Els Lefever and Veronique Hoste
Target group
Bachelor in Applied Linguistics

About Introduction to Digital Text Analysis

This course provides an overview of the most important digital techniques within the different research fields of the humanities, with a focus on digital text analysis. The first part introduces the more general research domain of digital humanities, in which digital text analysis takes up a central place. A theoretical overview is provided of the main digital techniques and methods for automatic text analysis, starting with the collection, digitization and enrichment of resources, and the automatic search in large corpora or text collections. The introduction is followed by an overview of methods for natural language understanding, ranging from the more shallow lexical level to more complex semantic levels.

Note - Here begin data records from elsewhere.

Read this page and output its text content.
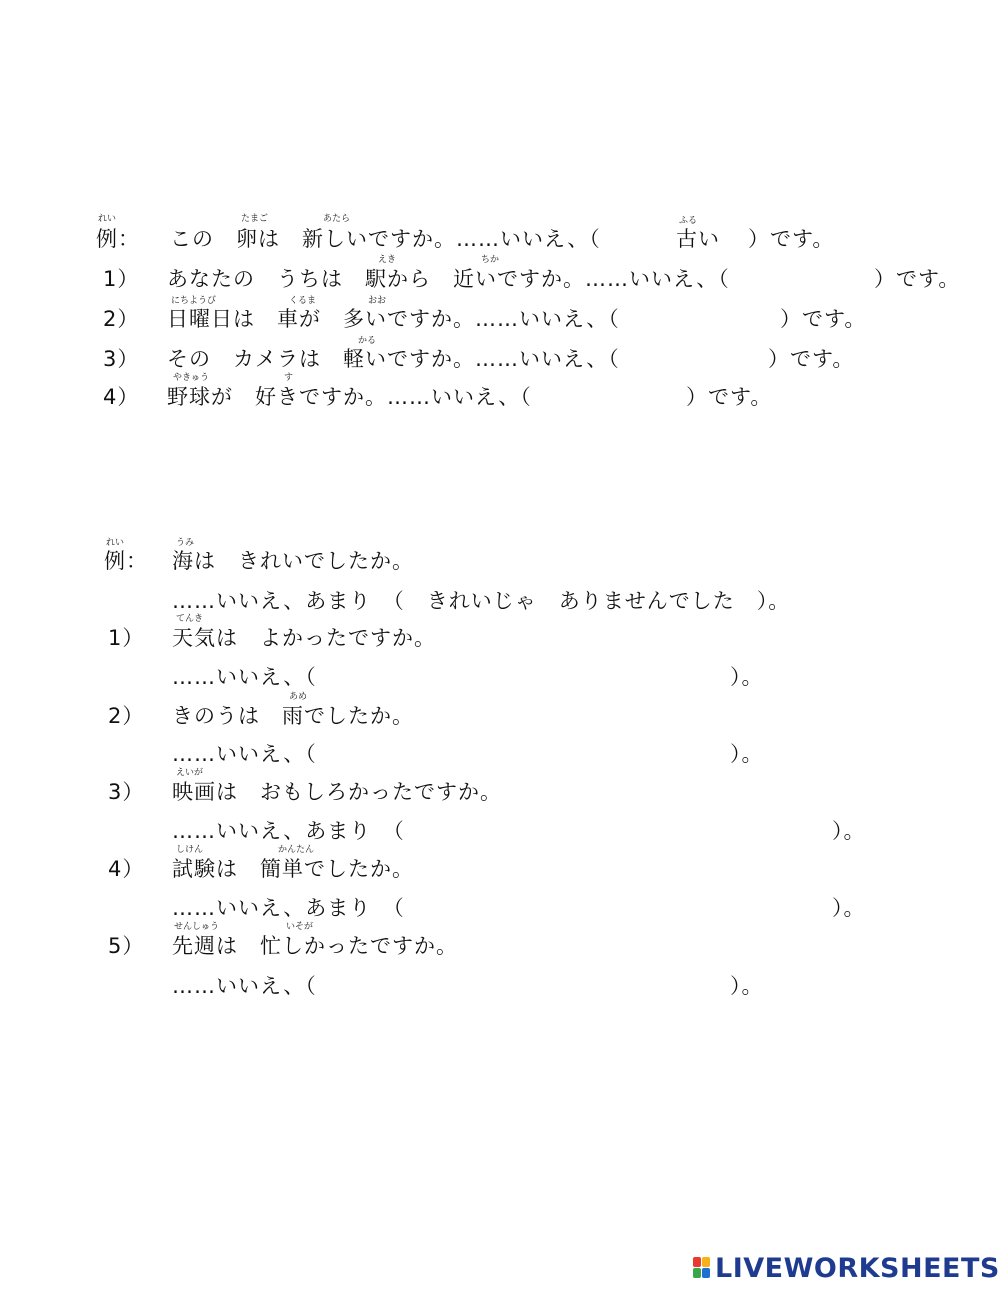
れい	たまご	あたら	ふる
例： この　卵は　新しいですか。……いいえ、（	古い ）です。
えき	ちか
1） あなたの　うちは　駅から　近いですか。……いいえ、（	）です。
にちようび	くるま	おお
2） 日曜日は　車が　多いですか。……いいえ、（	）です。
かる
3） その　カメラは　軽いですか。……いいえ、（	）です。
やきゅう	す
4） 野球が　好きですか。……いいえ、（	）です。
れい	うみ
例： 海は　きれいでしたか。
……いいえ、あまり　（　きれいじゃ　ありませんでした　）。
てんき
1） 天気は　よかったですか。
……いいえ、（	）。
あめ
2） きのうは　雨でしたか。
……いいえ、（	）。
えいが
3） 映画は　おもしろかったですか。
……いいえ、あまり　（	）。
しけん	かんたん
4） 試験は　簡単でしたか。
……いいえ、あまり　（	）。
せんしゅう	いそが
5） 先週は　忙しかったですか。
……いいえ、（	）。
LIVEWORKSHEETS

We also elaborate on the problems inherent to processing natural language, such as ambiguity and world knowledge. In addition to this theoretical foundation, much attention is also paid to critical reflection on the selection and use of resources for data-based research, the building and application of technology, the impact of machine learning systems and AI applications on society and the importance of a good understanding of the underlying algorithms for correctly applying and interpreting the output of these tools. In the second part of the course, various use cases are discussed from the broader research domain of the digital humanities, again with a focus on digital text analysis. This way, an overview of state-of-the-art research and current trends is provided for some specific research domains (E.g., automatic text analysis for classical languages, the use of computational methods for the exploration and analysis of large text collections or contemporary digital media) and one or more representative research projects are presented. During the guided self-study, students read scientific articles to prepare specific course components and complete modules of a digital learning path.